Beim zweiten Anlauf, das Projekt als TU-Kurs einzurichten, klappte es. Zusammen mit einem wissenschaftlichen Mitarbeiter meldete Petschke WannSea Anfang 2022 als Modul an. „Auf die erste Ausschreibung gab es hundert Bewerbungen, nur 30 konnten wir annehmen.“ Sieben bis zehn Frauen seien aktuell dabei, bei der ersten Runde hätten sich aber auch nur 15 beworben.
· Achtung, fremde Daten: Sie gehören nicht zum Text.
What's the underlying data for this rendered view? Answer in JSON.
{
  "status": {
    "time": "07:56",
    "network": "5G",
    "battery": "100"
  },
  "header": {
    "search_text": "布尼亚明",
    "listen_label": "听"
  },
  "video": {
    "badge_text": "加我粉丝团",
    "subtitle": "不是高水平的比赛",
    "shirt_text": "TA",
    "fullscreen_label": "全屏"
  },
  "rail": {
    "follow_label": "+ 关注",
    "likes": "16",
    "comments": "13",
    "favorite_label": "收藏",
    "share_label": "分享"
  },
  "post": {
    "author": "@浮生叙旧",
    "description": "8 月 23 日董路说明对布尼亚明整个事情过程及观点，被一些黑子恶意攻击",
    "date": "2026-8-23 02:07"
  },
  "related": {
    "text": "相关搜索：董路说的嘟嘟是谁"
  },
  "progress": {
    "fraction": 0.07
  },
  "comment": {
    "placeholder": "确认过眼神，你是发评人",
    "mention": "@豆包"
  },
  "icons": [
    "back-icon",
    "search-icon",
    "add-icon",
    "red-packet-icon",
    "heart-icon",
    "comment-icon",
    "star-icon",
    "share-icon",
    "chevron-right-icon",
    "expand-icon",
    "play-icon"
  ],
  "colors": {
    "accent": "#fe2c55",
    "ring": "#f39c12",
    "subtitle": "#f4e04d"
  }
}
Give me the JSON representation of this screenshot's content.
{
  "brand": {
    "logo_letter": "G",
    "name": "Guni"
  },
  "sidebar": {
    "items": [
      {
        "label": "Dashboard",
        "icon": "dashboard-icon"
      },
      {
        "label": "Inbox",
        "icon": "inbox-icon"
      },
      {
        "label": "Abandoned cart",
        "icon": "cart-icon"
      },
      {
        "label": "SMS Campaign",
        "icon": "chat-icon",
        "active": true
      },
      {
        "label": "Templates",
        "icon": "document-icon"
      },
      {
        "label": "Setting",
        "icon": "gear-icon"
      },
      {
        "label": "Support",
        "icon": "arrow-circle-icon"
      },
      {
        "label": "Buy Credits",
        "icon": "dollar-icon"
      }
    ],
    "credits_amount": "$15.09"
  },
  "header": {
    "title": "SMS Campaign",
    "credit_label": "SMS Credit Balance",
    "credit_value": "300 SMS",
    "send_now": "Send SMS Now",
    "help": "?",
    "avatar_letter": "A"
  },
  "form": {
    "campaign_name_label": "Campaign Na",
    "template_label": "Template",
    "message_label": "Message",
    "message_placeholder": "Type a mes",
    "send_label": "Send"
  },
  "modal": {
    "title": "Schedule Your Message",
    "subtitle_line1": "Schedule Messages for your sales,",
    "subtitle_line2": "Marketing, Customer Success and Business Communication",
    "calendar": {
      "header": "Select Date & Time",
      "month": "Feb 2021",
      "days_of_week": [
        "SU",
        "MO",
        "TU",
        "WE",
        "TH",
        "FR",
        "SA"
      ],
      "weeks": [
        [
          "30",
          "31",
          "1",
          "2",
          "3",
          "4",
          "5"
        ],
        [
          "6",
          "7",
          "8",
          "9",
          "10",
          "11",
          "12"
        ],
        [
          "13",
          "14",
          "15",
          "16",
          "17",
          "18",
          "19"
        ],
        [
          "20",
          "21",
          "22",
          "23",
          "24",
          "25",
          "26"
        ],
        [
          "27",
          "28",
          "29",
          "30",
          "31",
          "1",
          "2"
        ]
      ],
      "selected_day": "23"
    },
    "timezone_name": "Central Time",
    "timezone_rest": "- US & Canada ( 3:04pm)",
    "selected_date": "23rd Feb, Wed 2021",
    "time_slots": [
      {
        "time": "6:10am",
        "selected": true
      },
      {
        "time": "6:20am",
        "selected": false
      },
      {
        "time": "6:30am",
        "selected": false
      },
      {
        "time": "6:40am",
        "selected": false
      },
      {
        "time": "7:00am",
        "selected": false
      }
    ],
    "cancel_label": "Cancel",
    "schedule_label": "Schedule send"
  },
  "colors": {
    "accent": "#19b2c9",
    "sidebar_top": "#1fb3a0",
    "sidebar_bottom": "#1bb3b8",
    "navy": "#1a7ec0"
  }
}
Zwar wird das Projekt vor allem von männlichen Wirtschaftsingenieuren getragen, insgesamt sind aber verschiedene Fächer vertreten. „Im Bauteam gibt es zum Beispiel auch eine Person mit einem Bachelor in Materialforschung und einen Architekten“, sagt Andreas Wilk, der die Untergruppe leitet und selbst Schiffs- und Meerestechnik studiert. Über die Fachgrenzen hinweg etwas Gemeinsames zu schaffen: Diese Erfahrung zählt für die meisten hier mehr als jeder Schein.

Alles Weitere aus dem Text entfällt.